Taiwan scenario: A Chinese military operation against Taiwan would be the most significant geopolitical disruption since World War II. The economic consequences alone — TSMC produces over 90% of the world's most advanced chips — would create global supply chain disruptions that would make COVID-era shortages look modest. The US, Japan, South Korea, and Australia all have strong incentives to prevent this outcome; China has strong incentives to achieve it under conditions that prevent effective external response.

Summary

Modern China is a state with coherent historical logic, real economic achievements, a governance system built around control, and territorial ambitions that create genuine friction with its neighbors and the US-led order.

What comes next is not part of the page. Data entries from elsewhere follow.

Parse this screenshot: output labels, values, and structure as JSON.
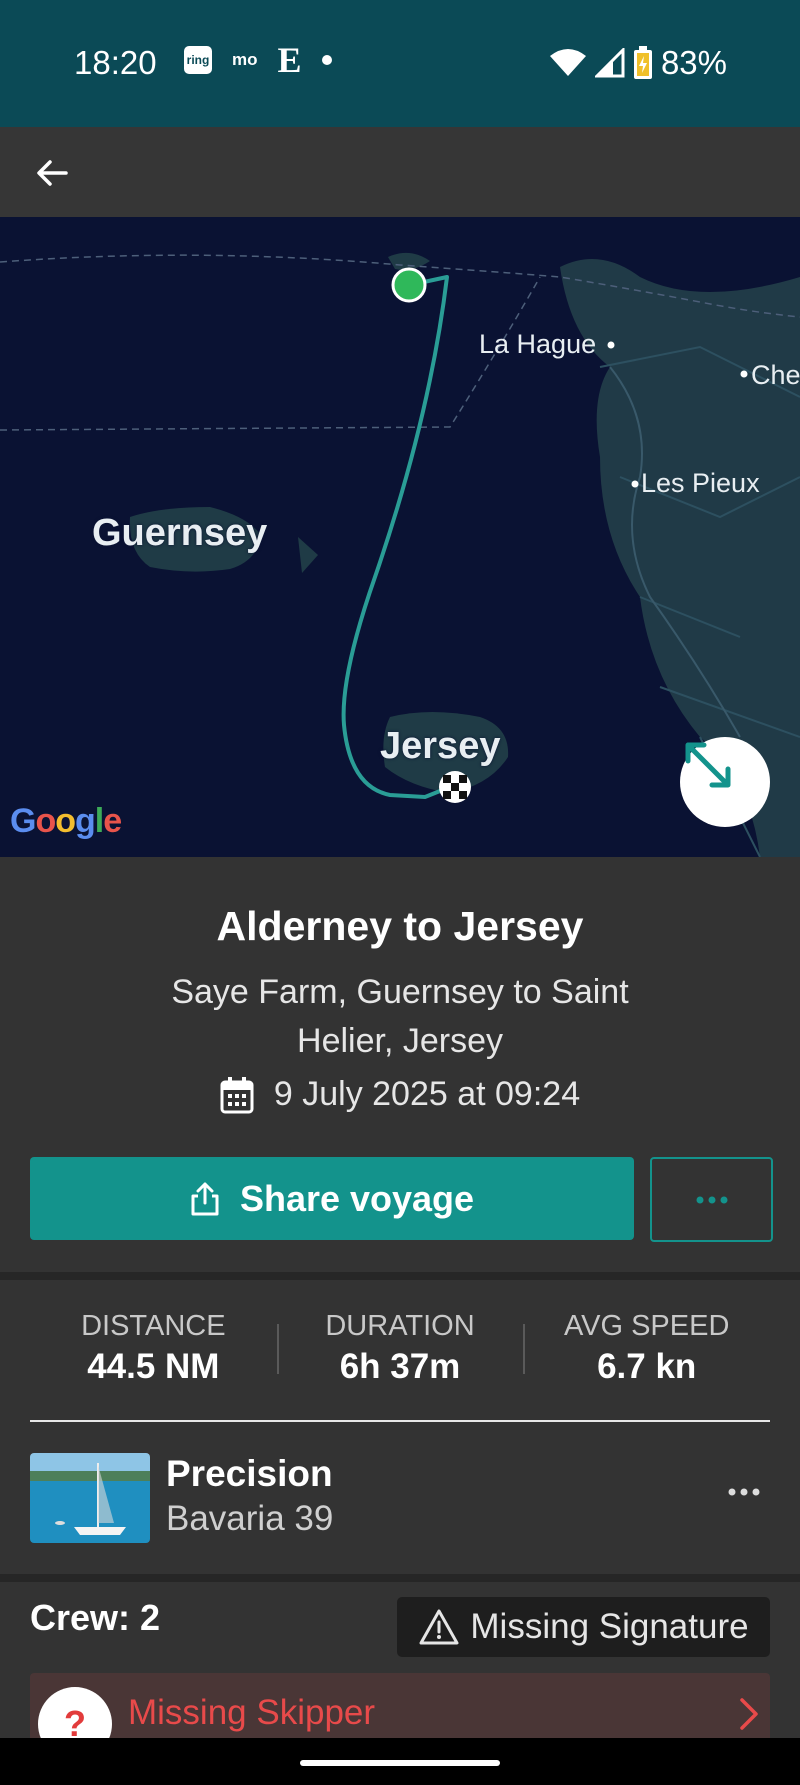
{
  "status_bar": {
    "time": "18:20",
    "ring_label": "ring",
    "mo_label": "mo",
    "e_label": "E",
    "battery": "83%"
  },
  "icons": {
    "back": "arrow-left-icon",
    "expand": "expand-diagonal-icon",
    "calendar": "calendar-icon",
    "share": "share-icon",
    "more": "more-horizontal-icon",
    "warning": "warning-triangle-icon",
    "chevron": "chevron-right-icon"
  },
  "map": {
    "labels": {
      "la_hague": "La Hague",
      "cherbourg": "Che",
      "les_pieux": "Les Pieux",
      "guernsey": "Guernsey",
      "jersey": "Jersey"
    },
    "attribution": "Google",
    "route_color": "#2a9d96",
    "start_color": "#2fb85a"
  },
  "voyage": {
    "title": "Alderney to Jersey",
    "subtitle": "Saye Farm, Guernsey to Saint Helier, Jersey",
    "date": "9 July 2025 at 09:24",
    "share_label": "Share voyage",
    "more_label": "···"
  },
  "stats": [
    {
      "label": "DISTANCE",
      "value": "44.5 NM"
    },
    {
      "label": "DURATION",
      "value": "6h 37m"
    },
    {
      "label": "AVG SPEED",
      "value": "6.7 kn"
    }
  ],
  "boat": {
    "name": "Precision",
    "model": "Bavaria 39"
  },
  "crew": {
    "label": "Crew: 2",
    "missing_signature": "Missing Signature",
    "missing_skipper": "Missing Skipper",
    "avatar_symbol": "?"
  },
  "colors": {
    "accent": "#13938c",
    "status_bar": "#0b4a56",
    "background": "#333333",
    "error": "#e84a4a"
  }
}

The surveillance infrastructure — Skynet, the social credit system, the Great Firewall — is not a side feature. It is the operating system of domestic political control. The economic model has delivered growth at scale but is now encountering structural limits: aging demographics, overbuilt real estate, debt-heavy local governments, and technology gaps that state investment may not efficiently close.

The US-China relationship is in a competition phase that neither side expects to reverse. The questions are how that competition is managed, which domains become flashpoints, and whether both parties can maintain enough economic interdependence to constrain the worst-case scenarios. Those questions don't have easy answers, but understanding the underlying structure is the prerequisite for forming a useful view.